Links Spider¶

class kingfisher_scrapy.base_spiders.links_spider.LinksSpider(*args, **kwargs)[source]¶

This class makes it easy to collect data from an API that implements the pagination pattern:

Inherit from LinksSpider
Set a data_type class attribute to the data type of the API responses
Set a formatter class attribute to set the file name like in build_request()
Write a start_requests() method to request the first page of API results
Optionally, set a next_pointer class attribute to the JSON Pointer for the next link (default “/links/next”)

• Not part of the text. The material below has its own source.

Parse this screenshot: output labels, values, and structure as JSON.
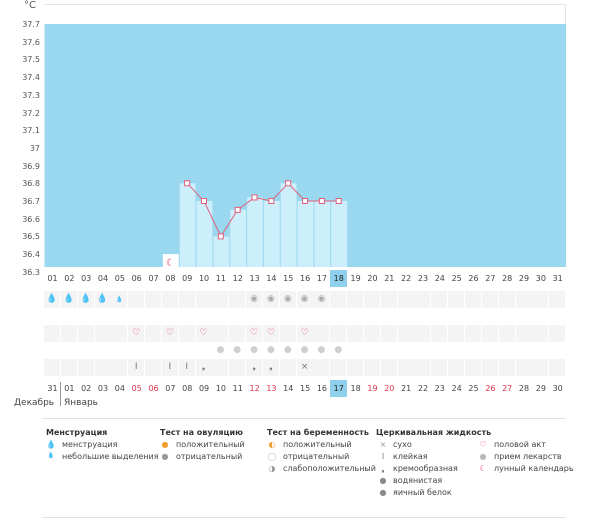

If the API returns the number of total pages or results in the response, consider using IndexSpider instead.

import scrapy

from kingfisher_scrapy.base_spiders import LinksSpider

class MySpider(LinksSpider):
    name = 'my_spider'

    # SimpleSpider
    data_type = 'release_package'

    # LinksSpider
    formatter = staticmethod(parameters('page'))

    def start_requests(self):
        yield scrapy.Request('https://example.com/api/packages.json', meta={'file_name': 'page-1.json'})

Parameters:

args (Any)
kwargs (Any)

Return type:

Self

next_pointer = '/links/next'¶

parse(response)[source]¶

next_link(response, **kwargs)[source]¶: If the JSON response has a links.next key, returns a scrapy.Request for the URL.